IRAQ/SWITZERLAND: Gunmen kidnap dozens at Baghdad Red Crescent office, the International Committee of the Red Cross (ICRC) call for their immediate and unconditional release
Record ID:
640796
IRAQ/SWITZERLAND: Gunmen kidnap dozens at Baghdad Red Crescent office, the International Committee of the Red Cross (ICRC) call for their immediate and unconditional release
- Title: IRAQ/SWITZERLAND: Gunmen kidnap dozens at Baghdad Red Crescent office, the International Committee of the Red Cross (ICRC) call for their immediate and unconditional release
- Date: 18th December 2006
- Summary: (BN10) BAGHDAD, IRAQ (DECEMBER 17, 2006) (REUTERS) STREET LEADING TO BUILDING OF RED CRESCENT WHERE THE KIDNAP HAPPENED POLICE CAR AND PEOPLE GATHERING NEAR RED CRESCENT BUILDING MORE OF PEOPLE AND POLICE CAR NEAR BUILDING MORE OF STREET WHERE THE BUILDING IS SITUATED
- Embargoed: 2nd January 2007 12:00
- Keywords:
- Topics: International Relations
- Reuters ID: LVA5X4DHI2ZET4WZXPIZVXJECW6A
- Story Text: Gunmen wearing police uniforms kidnapped dozens of people after storming a branch of the Iraqi Red Crescent office in central Baghdad on Sunday (December 17), Red Crescent Secretary General, Mazen Abdullah said.
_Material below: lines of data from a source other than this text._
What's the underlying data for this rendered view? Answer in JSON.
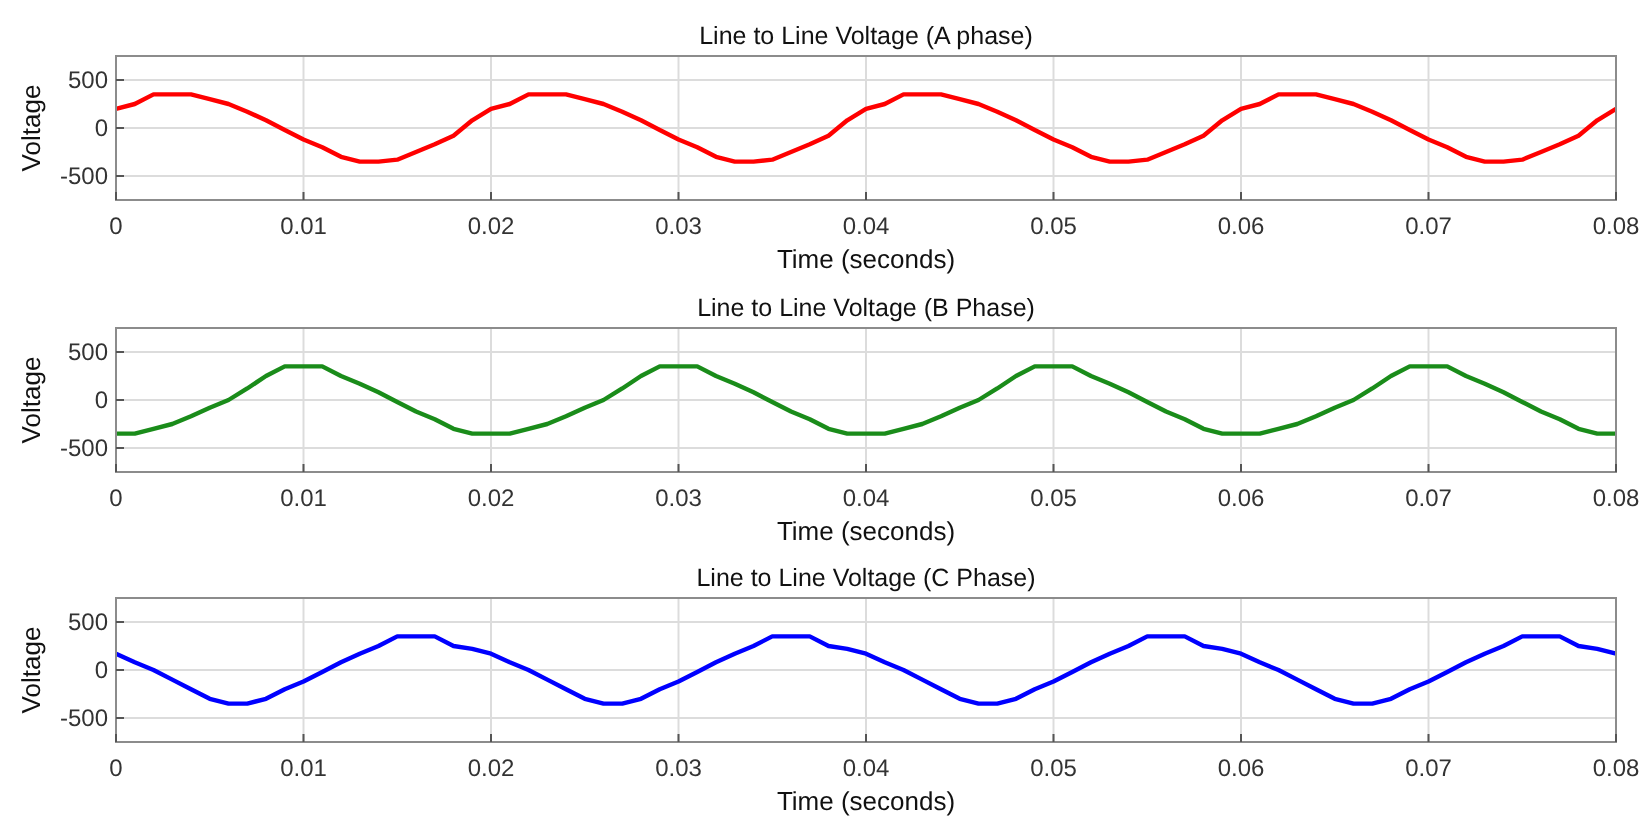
{
  "chart_data": [
    {
      "type": "line",
      "title": "Line to Line Voltage (A phase)",
      "xlabel": "Time (seconds)",
      "ylabel": "Voltage",
      "xlim": [
        0,
        0.08
      ],
      "ylim": [
        -750,
        750
      ],
      "xticks": [
        0,
        0.01,
        0.02,
        0.03,
        0.04,
        0.05,
        0.06,
        0.07,
        0.08
      ],
      "yticks": [
        -500,
        0,
        500
      ],
      "grid": true,
      "marker": "none",
      "line_style": "solid",
      "x": [
        0,
        0.001,
        0.002,
        0.003,
        0.004,
        0.005,
        0.006,
        0.007,
        0.008,
        0.009,
        0.01,
        0.011,
        0.012,
        0.013,
        0.014,
        0.015,
        0.016,
        0.017,
        0.018,
        0.019,
        0.02,
        0.021,
        0.022,
        0.023,
        0.024,
        0.025,
        0.026,
        0.027,
        0.028,
        0.029,
        0.03,
        0.031,
        0.032,
        0.033,
        0.034,
        0.035,
        0.036,
        0.037,
        0.038,
        0.039,
        0.04,
        0.041,
        0.042,
        0.043,
        0.044,
        0.045,
        0.046,
        0.047,
        0.048,
        0.049,
        0.05,
        0.051,
        0.052,
        0.053,
        0.054,
        0.055,
        0.056,
        0.057,
        0.058,
        0.059,
        0.06,
        0.061,
        0.062,
        0.063,
        0.064,
        0.065,
        0.066,
        0.067,
        0.068,
        0.069,
        0.07,
        0.071,
        0.072,
        0.073,
        0.074,
        0.075,
        0.076,
        0.077,
        0.078,
        0.079,
        0.08
      ],
      "series": [
        {
          "color": "#ff0000",
          "values": [
            200,
            250,
            350,
            350,
            350,
            300,
            250,
            170,
            80,
            -20,
            -120,
            -200,
            -300,
            -350,
            -350,
            -330,
            -250,
            -170,
            -80,
            80,
            200,
            250,
            350,
            350,
            350,
            300,
            250,
            170,
            80,
            -20,
            -120,
            -200,
            -300,
            -350,
            -350,
            -330,
            -250,
            -170,
            -80,
            80,
            200,
            250,
            350,
            350,
            350,
            300,
            250,
            170,
            80,
            -20,
            -120,
            -200,
            -300,
            -350,
            -350,
            -330,
            -250,
            -170,
            -80,
            80,
            200,
            250,
            350,
            350,
            350,
            300,
            250,
            170,
            80,
            -20,
            -120,
            -200,
            -300,
            -350,
            -350,
            -330,
            -250,
            -170,
            -80,
            80,
            200
          ]
        }
      ]
    },
    {
      "type": "line",
      "title": "Line to Line Voltage (B Phase)",
      "xlabel": "Time (seconds)",
      "ylabel": "Voltage",
      "xlim": [
        0,
        0.08
      ],
      "ylim": [
        -750,
        750
      ],
      "xticks": [
        0,
        0.01,
        0.02,
        0.03,
        0.04,
        0.05,
        0.06,
        0.07,
        0.08
      ],
      "yticks": [
        -500,
        0,
        500
      ],
      "grid": true,
      "marker": "none",
      "line_style": "solid",
      "x": [
        0,
        0.001,
        0.002,
        0.003,
        0.004,
        0.005,
        0.006,
        0.007,
        0.008,
        0.009,
        0.01,
        0.011,
        0.012,
        0.013,
        0.014,
        0.015,
        0.016,
        0.017,
        0.018,
        0.019,
        0.02,
        0.021,
        0.022,
        0.023,
        0.024,
        0.025,
        0.026,
        0.027,
        0.028,
        0.029,
        0.03,
        0.031,
        0.032,
        0.033,
        0.034,
        0.035,
        0.036,
        0.037,
        0.038,
        0.039,
        0.04,
        0.041,
        0.042,
        0.043,
        0.044,
        0.045,
        0.046,
        0.047,
        0.048,
        0.049,
        0.05,
        0.051,
        0.052,
        0.053,
        0.054,
        0.055,
        0.056,
        0.057,
        0.058,
        0.059,
        0.06,
        0.061,
        0.062,
        0.063,
        0.064,
        0.065,
        0.066,
        0.067,
        0.068,
        0.069,
        0.07,
        0.071,
        0.072,
        0.073,
        0.074,
        0.075,
        0.076,
        0.077,
        0.078,
        0.079,
        0.08
      ],
      "series": [
        {
          "color": "#1a8c1a",
          "values": [
            -350,
            -350,
            -300,
            -250,
            -170,
            -80,
            0,
            120,
            250,
            350,
            350,
            350,
            250,
            170,
            80,
            -20,
            -120,
            -200,
            -300,
            -350,
            -350,
            -350,
            -300,
            -250,
            -170,
            -80,
            0,
            120,
            250,
            350,
            350,
            350,
            250,
            170,
            80,
            -20,
            -120,
            -200,
            -300,
            -350,
            -350,
            -350,
            -300,
            -250,
            -170,
            -80,
            0,
            120,
            250,
            350,
            350,
            350,
            250,
            170,
            80,
            -20,
            -120,
            -200,
            -300,
            -350,
            -350,
            -350,
            -300,
            -250,
            -170,
            -80,
            0,
            120,
            250,
            350,
            350,
            350,
            250,
            170,
            80,
            -20,
            -120,
            -200,
            -300,
            -350,
            -350
          ]
        }
      ]
    },
    {
      "type": "line",
      "title": "Line to Line Voltage (C Phase)",
      "xlabel": "Time (seconds)",
      "ylabel": "Voltage",
      "xlim": [
        0,
        0.08
      ],
      "ylim": [
        -750,
        750
      ],
      "xticks": [
        0,
        0.01,
        0.02,
        0.03,
        0.04,
        0.05,
        0.06,
        0.07,
        0.08
      ],
      "yticks": [
        -500,
        0,
        500
      ],
      "grid": true,
      "marker": "none",
      "line_style": "solid",
      "x": [
        0,
        0.001,
        0.002,
        0.003,
        0.004,
        0.005,
        0.006,
        0.007,
        0.008,
        0.009,
        0.01,
        0.011,
        0.012,
        0.013,
        0.014,
        0.015,
        0.016,
        0.017,
        0.018,
        0.019,
        0.02,
        0.021,
        0.022,
        0.023,
        0.024,
        0.025,
        0.026,
        0.027,
        0.028,
        0.029,
        0.03,
        0.031,
        0.032,
        0.033,
        0.034,
        0.035,
        0.036,
        0.037,
        0.038,
        0.039,
        0.04,
        0.041,
        0.042,
        0.043,
        0.044,
        0.045,
        0.046,
        0.047,
        0.048,
        0.049,
        0.05,
        0.051,
        0.052,
        0.053,
        0.054,
        0.055,
        0.056,
        0.057,
        0.058,
        0.059,
        0.06,
        0.061,
        0.062,
        0.063,
        0.064,
        0.065,
        0.066,
        0.067,
        0.068,
        0.069,
        0.07,
        0.071,
        0.072,
        0.073,
        0.074,
        0.075,
        0.076,
        0.077,
        0.078,
        0.079,
        0.08
      ],
      "series": [
        {
          "color": "#0000ff",
          "values": [
            170,
            80,
            0,
            -100,
            -200,
            -300,
            -350,
            -350,
            -300,
            -200,
            -120,
            -20,
            80,
            170,
            250,
            350,
            350,
            350,
            250,
            220,
            170,
            80,
            0,
            -100,
            -200,
            -300,
            -350,
            -350,
            -300,
            -200,
            -120,
            -20,
            80,
            170,
            250,
            350,
            350,
            350,
            250,
            220,
            170,
            80,
            0,
            -100,
            -200,
            -300,
            -350,
            -350,
            -300,
            -200,
            -120,
            -20,
            80,
            170,
            250,
            350,
            350,
            350,
            250,
            220,
            170,
            80,
            0,
            -100,
            -200,
            -300,
            -350,
            -350,
            -300,
            -200,
            -120,
            -20,
            80,
            170,
            250,
            350,
            350,
            350,
            250,
            220,
            170
          ]
        }
      ]
    }
  ]
}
"At eleven o'clock this morning, thirty of our staff and visitors to the Iraq Red Crescent society Baghdad branch has been, have been kidnapping from the office of Baghdad branch in Baghdad in Andalous (central Baghdad) area by a group of military (men), the same uniform as the police and the same car of the police, Iraqi police from our office there they kidnapped them to unknown place and now we are trying to contact all the official ministry of interior, ministry of defense to have any information about them. And I am from this place make an appeal for all the kidnapper and also for all the Iraqi people that we are unitarian, we are independent, we are neutral. We are looking to help the Iraqi people everywhere without dealing with their ethnic or religious or political issues just helping the dp's, the displaced people, the disabled and also the refugees everywhere, try to help the Iraqi people and those staff working hard every day to help the Iraqi people everywhere so i ask those group to release them directly."
Baghdad is plagued by daily kidnappings, both political and criminal. Last week, gunmen in camouflage fatigues abducted some 30 people in an industrial area in central Baghdad but released most of them a few hours later.
Prime Minister Nuri al-Maliki's government is struggling to contain soaring sectarian tension and daily violence that UN officials estimate kills more than 100 people a day.
The International Committee of the Red Cross (ICRC) called for the immediate and unconditional release of some 30 people who were kidnapped by unidentified armed men on Sunday (December 17) from the Iraqi Red Crescent's local duty station in Baghdad.
"Early this morning Baghdad time, approximately 30 people, most of whom were staff of the Iraqi Red Crescent were abducted from the duty station that they were working at, at the local branch of the Iraqi Red Crescent centre of Baghdad. The ICRC is calling for the immediate and unconditional release of all of the Iraqi Red Crescent staff and all the people that were abducted with them. The fact of targeting people who are not taking part in the hostilities, however complex the situation may be in Iraq, is something that is unacceptable, and we call for everybody's sense of humanity here to spare the people who are currently being held. So this is an appeal to all actors involved, and obviously the ICRC will take up contact with all authorities and actors of influence in this context," Pierre Kraehenbuehl, ICRC's director of Operations said.
The mass kidnapping took place outside the fortified Green Zone, where British Prime Minister Tony Blair was about to meet Iraqi Prime Minister Nuri al-Maliki in an unannounced visit, and included mostly Iraqi Red Crescent employees, but no ICRC personnel.
According to a Red Crescent official and witnesses, the gunmen arrived in pickup trucks at the office, took all the men, separated them from the women and left.
The Iraqi Red Crescent, the only Iraqi aid agency working in all the country's 18 provinces, has 1,000 staff and 200,000 volunteers.
Baghdad is plagued by daily kidnappings, many of which are carried out by armed groups on either side of the conflict between majority Shi'ites and minority Sunni Arabs. Criminal gangs also carry out mass kidnappings for extortion.